Ex-Olympic Snowboarder Turned Drug Lord Hunted in $15m FBI Manhunt

Ex-Olympic Snowboarder Turned Drug Lord Hunted in $15m FBI Manhunt
Source: AFP/ Getty Images
  • Published November 20, 2025

 

The US State Department has raised its bounty on Ryan Wedding, a former Olympic snowboarder turned alleged cocaine kingpin, to $15 million, as authorities in Canada arrested seven of his associates in a sweeping cross-border sting.

FBI Director Kash Patel described Wedding as a “modern-day iteration of Pablo Escobar,” saying he leads one of the most violent drug trafficking operations in North America.

Wedding, 44, once represented Canada at the 2002 Winter Olympics in Salt Lake City, finishing 24th in the parallel giant slalom. Now, he’s accused of engineering a billion-dollar cocaine empire that floods the US with up to 60 metric tonnes of drugs each year.

“[Wedding] is responsible for engineering a narco-trafficking and narco-terrorism programme that we have not seen in a long time,” Patel told reporters in Washington on Wednesday. He said the fugitive, who sits on the FBI’s “Ten Most Wanted” list, is believed to be hiding in Mexico and “extremely dangerous.”

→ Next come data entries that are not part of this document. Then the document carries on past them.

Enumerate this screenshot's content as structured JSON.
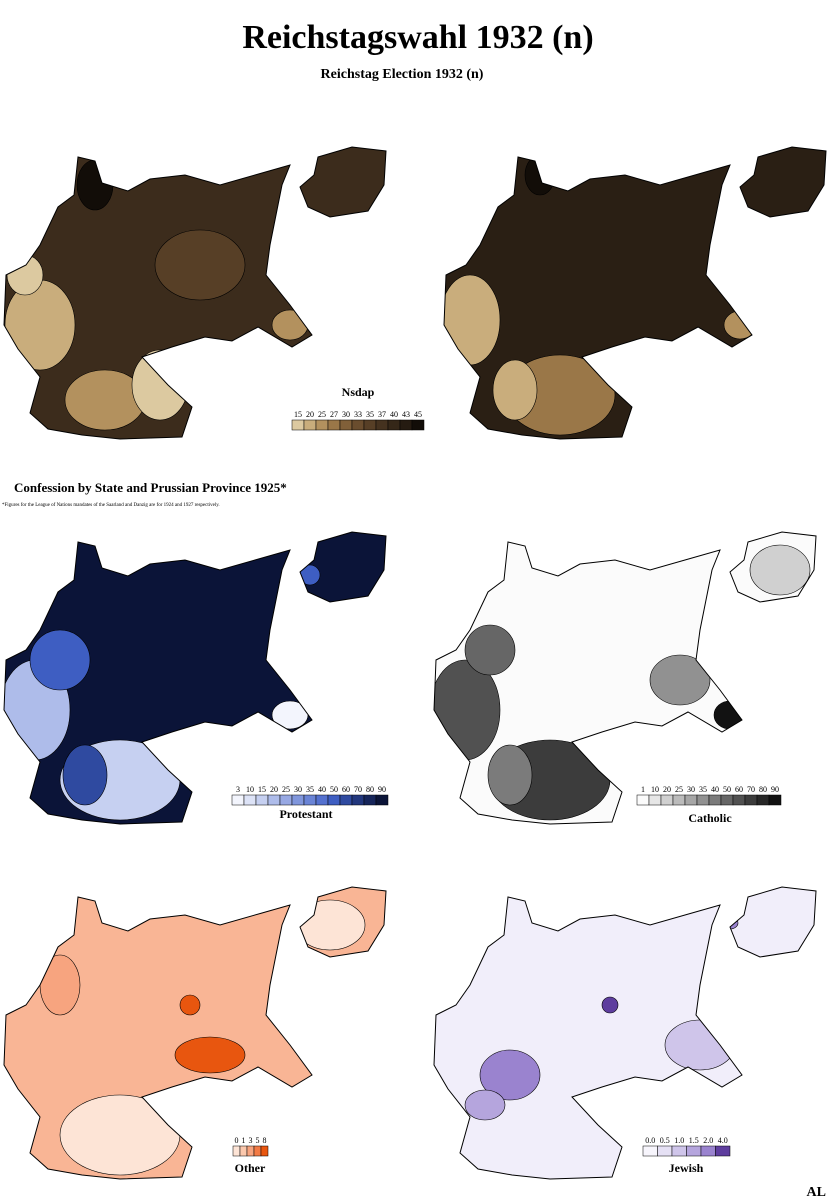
{
  "header": {
    "title": "Reichstagswahl 1932 (n)",
    "subtitle": "Reichstag Election 1932 (n)"
  },
  "section": {
    "title": "Confession by State and Prussian Province 1925*",
    "footnote": "*Figures for the League of Nations mandates of the Saarland and Danzig are for 1924 and 1927 respectively."
  },
  "legends": [
    {
      "title": "Nsdap",
      "labels": [
        "15",
        "20",
        "25",
        "27",
        "30",
        "33",
        "35",
        "37",
        "40",
        "43",
        "45"
      ],
      "colors": [
        "#dcc9a0",
        "#c9ad7c",
        "#b3915e",
        "#9a7748",
        "#816039",
        "#6a4d2e",
        "#573f26",
        "#45321f",
        "#352718",
        "#251b11",
        "#120d08"
      ]
    },
    {
      "title": "Protestant",
      "labels": [
        "3",
        "10",
        "15",
        "20",
        "25",
        "30",
        "35",
        "40",
        "50",
        "60",
        "70",
        "80",
        "90"
      ],
      "colors": [
        "#f3f5fd",
        "#dde3f7",
        "#c6d0f1",
        "#aebcea",
        "#97a8e3",
        "#8096dc",
        "#6a84d6",
        "#5471cf",
        "#3e5ec2",
        "#2f4aa0",
        "#22377d",
        "#16255a",
        "#0b1438"
      ]
    },
    {
      "title": "Catholic",
      "labels": [
        "1",
        "10",
        "20",
        "25",
        "30",
        "35",
        "40",
        "50",
        "60",
        "70",
        "80",
        "90"
      ],
      "colors": [
        "#fbfbfb",
        "#e6e6e6",
        "#d0d0d0",
        "#bbbbbb",
        "#a6a6a6",
        "#919191",
        "#7b7b7b",
        "#666666",
        "#515151",
        "#3c3c3c",
        "#272727",
        "#121212"
      ]
    },
    {
      "title": "Other",
      "labels": [
        "0",
        "1",
        "3",
        "5",
        "8"
      ],
      "colors": [
        "#fde4d6",
        "#fbc8ad",
        "#f7a47f",
        "#f27a45",
        "#e8560f"
      ]
    },
    {
      "title": "Jewish",
      "labels": [
        "0.0",
        "0.5",
        "1.0",
        "1.5",
        "2.0",
        "4.0"
      ],
      "colors": [
        "#f7f5fc",
        "#e5e0f4",
        "#cfc5ea",
        "#b5a5dd",
        "#9a83cf",
        "#5e3d9e"
      ]
    }
  ],
  "signature": "AL"
}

FBI agent Akil Davis added that Wedding is “extremely violent” and “extremely wealthy,” while US Attorney General Pam Bondi called him “Canada’s largest cocaine distributor.”

Bondi said the operation is run in close coordination with Mexico’s Sinaloa Cartel.

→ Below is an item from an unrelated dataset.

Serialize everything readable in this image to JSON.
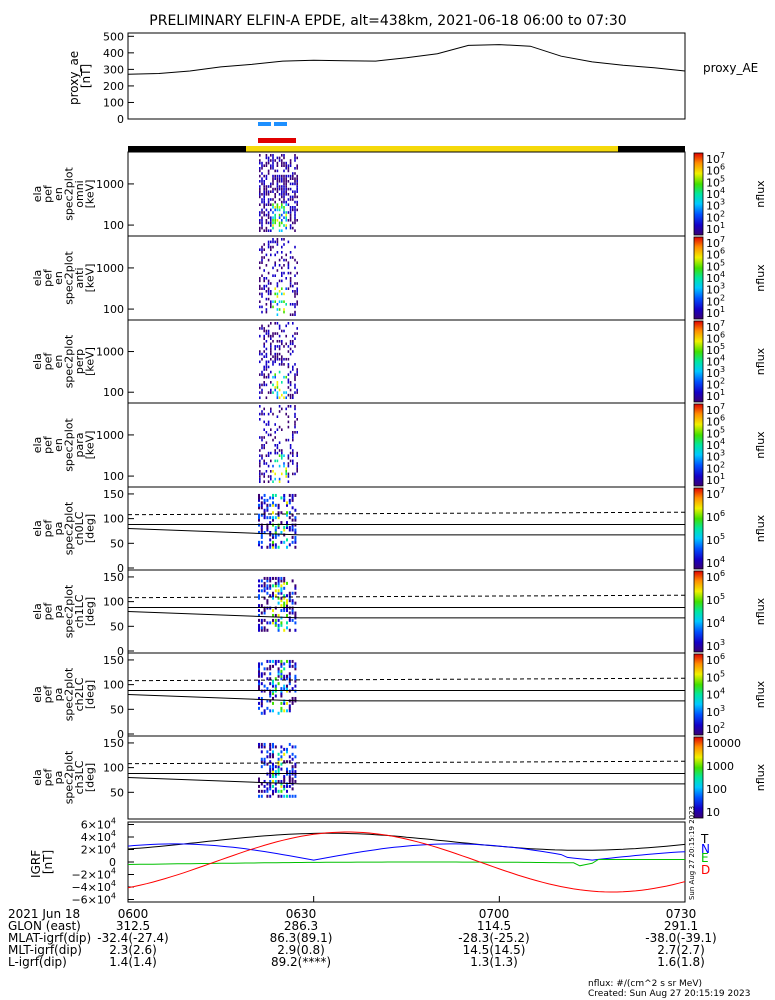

“It’s killing our kids. It’s killing our friends. It’s killing our relatives. And this guy is responsible for a tremendous amount of that horror,” she said.

The crackdown, dubbed Operation Giant Slalom, led to the arrest of seven suspects in Canada, including Wedding’s lawyer, Deepak Paradkar. Assistant US Attorney Bill Essayli said Paradkar told Wedding that if a key witness in his criminal case were murdered, “the case would be dismissed.”

That witness was later shot five times in the head at a restaurant in Medellin, Colombia, in January 2025.

“Wedding placed a bounty on the victim’s head in the erroneous belief that the victim’s death would result in the dismissal of criminal charges… He was wrong,” Essayli said.

A second suspect, Gursewak Singh Bal, was identified as the founder of a fake news website called The Dirty News. Prosecutors say he was paid to post photos of the witness and his wife online to help locate them before the murder.

The US is seeking extradition of all seven Canadians arrested, while three others have already been detained in the US.

Canadian RCMP Commissioner Michael Duheme called Wedding “one of the top threats to Canadian public safety.”